Thorncliffe Park is a neighbourhood in Toronto, Ontario, Canada, bounded on the east by the Don Valley, on the west by Millwood Road, on the north by Wicksteed Avenue, and on the northwest by a railway track between Millwood and Wicksteed.
Thorncliffe Park has both an industrial and a residential section. The residential section is in the south, and consists chiefly of 35 high-rise and low-rise apartment buildings grouped in and around a rough oval formed by Overlea Boulevard and horsehoe-shaped Thorncliffe Park Drive. Some townhouses have recently been added on Overlea.
Overlea Boulevard used to be the dividing line between the industrial and residential sections, but the decline of the industrial sector in Toronto has led to the appearance of retail establishments and service organizations in the former factories on the north side of Overlea.
The residential section of Thorncliffe Park was originally designed for 12,500 residents, but now houses 30,000. Despite low income and high unemployment, Thorncliffe Park has one of the lowest crime rates in Toronto. The population consists largely of immigrants, 40% of whom are Muslim. The neighbourhood is heavily served by public transit.
The site of Thorncliffe Park was a farm until the 1920s, when a racetrack was built; it is commemorated by two streets named Grandstand Place and Milepost Place. This track revitalized harness racing in Toronto; it also offered thoroughbred racing.

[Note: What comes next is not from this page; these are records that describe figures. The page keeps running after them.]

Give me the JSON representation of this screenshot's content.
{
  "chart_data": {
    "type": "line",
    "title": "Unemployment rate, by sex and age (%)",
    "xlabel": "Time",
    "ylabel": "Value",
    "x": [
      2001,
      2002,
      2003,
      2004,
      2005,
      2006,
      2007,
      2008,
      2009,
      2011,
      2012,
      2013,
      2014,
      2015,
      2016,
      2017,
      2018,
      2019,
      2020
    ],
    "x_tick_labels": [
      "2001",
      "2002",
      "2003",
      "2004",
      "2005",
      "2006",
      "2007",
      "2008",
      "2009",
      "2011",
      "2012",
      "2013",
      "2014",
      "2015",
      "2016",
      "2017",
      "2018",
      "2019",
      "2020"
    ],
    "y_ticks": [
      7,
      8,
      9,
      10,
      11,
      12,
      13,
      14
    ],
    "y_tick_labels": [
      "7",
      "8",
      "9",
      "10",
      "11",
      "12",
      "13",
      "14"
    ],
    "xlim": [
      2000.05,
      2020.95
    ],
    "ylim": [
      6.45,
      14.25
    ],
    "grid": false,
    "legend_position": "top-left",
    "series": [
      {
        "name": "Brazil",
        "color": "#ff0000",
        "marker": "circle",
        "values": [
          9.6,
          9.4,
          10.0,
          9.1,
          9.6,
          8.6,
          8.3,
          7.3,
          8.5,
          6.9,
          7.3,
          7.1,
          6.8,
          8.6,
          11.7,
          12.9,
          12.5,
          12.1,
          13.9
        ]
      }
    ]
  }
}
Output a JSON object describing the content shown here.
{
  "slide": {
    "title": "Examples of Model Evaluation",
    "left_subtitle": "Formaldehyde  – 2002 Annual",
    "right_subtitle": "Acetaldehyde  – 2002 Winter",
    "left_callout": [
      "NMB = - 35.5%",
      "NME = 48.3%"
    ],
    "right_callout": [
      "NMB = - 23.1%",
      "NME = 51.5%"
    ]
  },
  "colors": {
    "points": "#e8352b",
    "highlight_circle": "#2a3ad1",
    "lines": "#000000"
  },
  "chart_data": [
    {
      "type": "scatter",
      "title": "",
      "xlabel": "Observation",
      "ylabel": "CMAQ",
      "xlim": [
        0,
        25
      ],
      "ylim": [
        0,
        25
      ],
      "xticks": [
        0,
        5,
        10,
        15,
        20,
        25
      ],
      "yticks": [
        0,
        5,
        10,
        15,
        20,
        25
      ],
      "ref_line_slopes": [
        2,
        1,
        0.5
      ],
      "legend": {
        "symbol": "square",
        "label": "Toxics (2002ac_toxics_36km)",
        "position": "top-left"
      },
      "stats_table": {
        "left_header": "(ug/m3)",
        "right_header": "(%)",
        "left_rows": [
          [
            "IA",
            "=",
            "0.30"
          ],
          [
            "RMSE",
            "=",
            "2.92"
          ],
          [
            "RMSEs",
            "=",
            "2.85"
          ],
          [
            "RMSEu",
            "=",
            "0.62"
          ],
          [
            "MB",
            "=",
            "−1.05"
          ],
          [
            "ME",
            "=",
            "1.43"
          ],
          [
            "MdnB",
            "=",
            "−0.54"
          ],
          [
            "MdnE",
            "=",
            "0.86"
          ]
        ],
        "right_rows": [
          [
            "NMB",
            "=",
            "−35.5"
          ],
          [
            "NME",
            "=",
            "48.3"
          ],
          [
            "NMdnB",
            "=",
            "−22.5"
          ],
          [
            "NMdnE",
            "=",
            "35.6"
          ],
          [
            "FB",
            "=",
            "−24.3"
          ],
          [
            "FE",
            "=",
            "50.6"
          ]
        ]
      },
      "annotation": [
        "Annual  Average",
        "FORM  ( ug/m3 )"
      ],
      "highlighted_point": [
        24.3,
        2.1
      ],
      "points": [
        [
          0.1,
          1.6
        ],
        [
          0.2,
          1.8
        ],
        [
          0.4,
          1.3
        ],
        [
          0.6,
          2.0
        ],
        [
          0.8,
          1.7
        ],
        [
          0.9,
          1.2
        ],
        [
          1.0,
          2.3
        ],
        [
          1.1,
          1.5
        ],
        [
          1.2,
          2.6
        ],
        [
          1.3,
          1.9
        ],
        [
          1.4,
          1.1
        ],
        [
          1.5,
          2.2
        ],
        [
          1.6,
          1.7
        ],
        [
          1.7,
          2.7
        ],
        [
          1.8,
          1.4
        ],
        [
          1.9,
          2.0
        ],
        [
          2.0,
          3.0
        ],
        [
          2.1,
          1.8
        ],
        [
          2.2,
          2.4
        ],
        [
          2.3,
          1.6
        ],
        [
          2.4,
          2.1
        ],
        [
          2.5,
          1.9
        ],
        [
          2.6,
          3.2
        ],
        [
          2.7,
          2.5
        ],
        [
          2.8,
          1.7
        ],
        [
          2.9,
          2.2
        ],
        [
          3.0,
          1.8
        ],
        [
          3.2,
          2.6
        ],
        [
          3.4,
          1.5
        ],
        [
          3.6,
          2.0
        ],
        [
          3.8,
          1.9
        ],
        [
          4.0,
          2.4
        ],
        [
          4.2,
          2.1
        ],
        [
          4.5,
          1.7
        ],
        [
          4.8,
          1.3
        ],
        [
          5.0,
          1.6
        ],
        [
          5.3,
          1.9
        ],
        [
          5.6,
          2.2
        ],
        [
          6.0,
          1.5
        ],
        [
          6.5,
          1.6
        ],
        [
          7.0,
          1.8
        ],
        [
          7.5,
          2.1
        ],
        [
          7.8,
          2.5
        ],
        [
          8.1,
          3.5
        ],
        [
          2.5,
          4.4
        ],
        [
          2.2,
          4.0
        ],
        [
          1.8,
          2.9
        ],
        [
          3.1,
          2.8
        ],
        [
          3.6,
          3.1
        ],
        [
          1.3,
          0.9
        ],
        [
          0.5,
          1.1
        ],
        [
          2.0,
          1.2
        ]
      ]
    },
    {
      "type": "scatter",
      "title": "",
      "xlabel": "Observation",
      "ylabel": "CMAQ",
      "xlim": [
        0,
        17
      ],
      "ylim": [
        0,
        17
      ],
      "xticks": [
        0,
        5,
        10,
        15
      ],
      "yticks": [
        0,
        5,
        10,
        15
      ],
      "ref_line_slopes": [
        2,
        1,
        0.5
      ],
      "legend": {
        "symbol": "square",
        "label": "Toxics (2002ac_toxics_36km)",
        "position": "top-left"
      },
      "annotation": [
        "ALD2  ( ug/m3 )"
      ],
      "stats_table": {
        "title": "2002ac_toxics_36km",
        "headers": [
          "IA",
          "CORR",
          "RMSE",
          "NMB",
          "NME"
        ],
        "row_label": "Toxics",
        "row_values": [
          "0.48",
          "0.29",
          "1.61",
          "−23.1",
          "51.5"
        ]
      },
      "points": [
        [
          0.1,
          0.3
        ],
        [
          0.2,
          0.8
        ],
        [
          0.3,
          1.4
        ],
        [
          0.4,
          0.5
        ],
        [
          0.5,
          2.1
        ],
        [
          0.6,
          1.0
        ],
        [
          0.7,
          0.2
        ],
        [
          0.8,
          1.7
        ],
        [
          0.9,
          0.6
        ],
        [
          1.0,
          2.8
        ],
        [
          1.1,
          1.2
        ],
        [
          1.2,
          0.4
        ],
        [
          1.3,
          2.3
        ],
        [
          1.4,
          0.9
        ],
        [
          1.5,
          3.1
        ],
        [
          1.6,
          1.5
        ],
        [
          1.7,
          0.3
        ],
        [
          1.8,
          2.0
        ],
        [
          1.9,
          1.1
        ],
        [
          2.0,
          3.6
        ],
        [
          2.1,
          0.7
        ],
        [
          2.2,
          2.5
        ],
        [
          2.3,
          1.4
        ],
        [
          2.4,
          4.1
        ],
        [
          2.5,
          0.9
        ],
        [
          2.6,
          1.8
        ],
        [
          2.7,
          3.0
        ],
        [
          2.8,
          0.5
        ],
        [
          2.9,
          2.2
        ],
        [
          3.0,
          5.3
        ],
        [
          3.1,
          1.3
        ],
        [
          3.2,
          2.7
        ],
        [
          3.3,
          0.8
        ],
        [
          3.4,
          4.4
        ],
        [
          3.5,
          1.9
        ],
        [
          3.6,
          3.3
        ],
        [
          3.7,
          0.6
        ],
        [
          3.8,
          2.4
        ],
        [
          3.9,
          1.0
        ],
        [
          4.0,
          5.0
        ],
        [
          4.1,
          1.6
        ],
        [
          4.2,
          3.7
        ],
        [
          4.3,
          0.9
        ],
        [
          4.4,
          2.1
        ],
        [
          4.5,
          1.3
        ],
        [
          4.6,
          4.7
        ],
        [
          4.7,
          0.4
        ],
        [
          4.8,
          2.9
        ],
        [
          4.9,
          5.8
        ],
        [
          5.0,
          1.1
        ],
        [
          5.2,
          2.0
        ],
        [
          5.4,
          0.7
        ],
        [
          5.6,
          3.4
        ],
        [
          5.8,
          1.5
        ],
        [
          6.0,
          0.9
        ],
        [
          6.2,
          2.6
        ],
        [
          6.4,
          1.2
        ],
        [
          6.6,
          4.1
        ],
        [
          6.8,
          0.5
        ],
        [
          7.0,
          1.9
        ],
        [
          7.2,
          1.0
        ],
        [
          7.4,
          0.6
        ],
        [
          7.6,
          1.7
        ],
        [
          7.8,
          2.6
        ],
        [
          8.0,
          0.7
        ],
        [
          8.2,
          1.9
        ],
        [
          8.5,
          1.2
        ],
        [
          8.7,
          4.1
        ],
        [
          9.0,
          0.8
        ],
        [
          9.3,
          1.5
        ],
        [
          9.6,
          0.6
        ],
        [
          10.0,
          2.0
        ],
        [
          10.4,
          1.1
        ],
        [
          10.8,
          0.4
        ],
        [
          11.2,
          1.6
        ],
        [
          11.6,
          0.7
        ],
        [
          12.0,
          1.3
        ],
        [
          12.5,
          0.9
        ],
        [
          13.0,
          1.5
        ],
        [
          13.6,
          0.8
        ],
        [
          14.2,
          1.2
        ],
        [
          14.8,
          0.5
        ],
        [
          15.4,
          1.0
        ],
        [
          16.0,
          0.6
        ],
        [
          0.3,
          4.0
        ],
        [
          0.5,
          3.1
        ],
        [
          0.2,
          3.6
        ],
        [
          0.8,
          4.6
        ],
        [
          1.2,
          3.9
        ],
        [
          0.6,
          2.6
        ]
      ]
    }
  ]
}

In the 1960s, developers tore down the racetrack and created one of Toronto's first high-rise neighbourhoods. The neighbourhood embodies some standard planning ideas of the era – high concentrations of similar housing types, strict separation of retail and residential development, and the assumption that everyone has a car. Low-rise buildings are clustered inside the enclosure created by Thorncliffe Park and Overlea, while high-rise buildings line the outside of Thorncliffe Park. Retail establishments are concentrated in a single shopping mall, now called the East York Town Centre, between the two arms of Thorncliffe Park Drive at Overlea Boulevard. Residents at the opposite end of Throncliffe Park Drive are therefore not within easy walking distance of shops, especially in winter.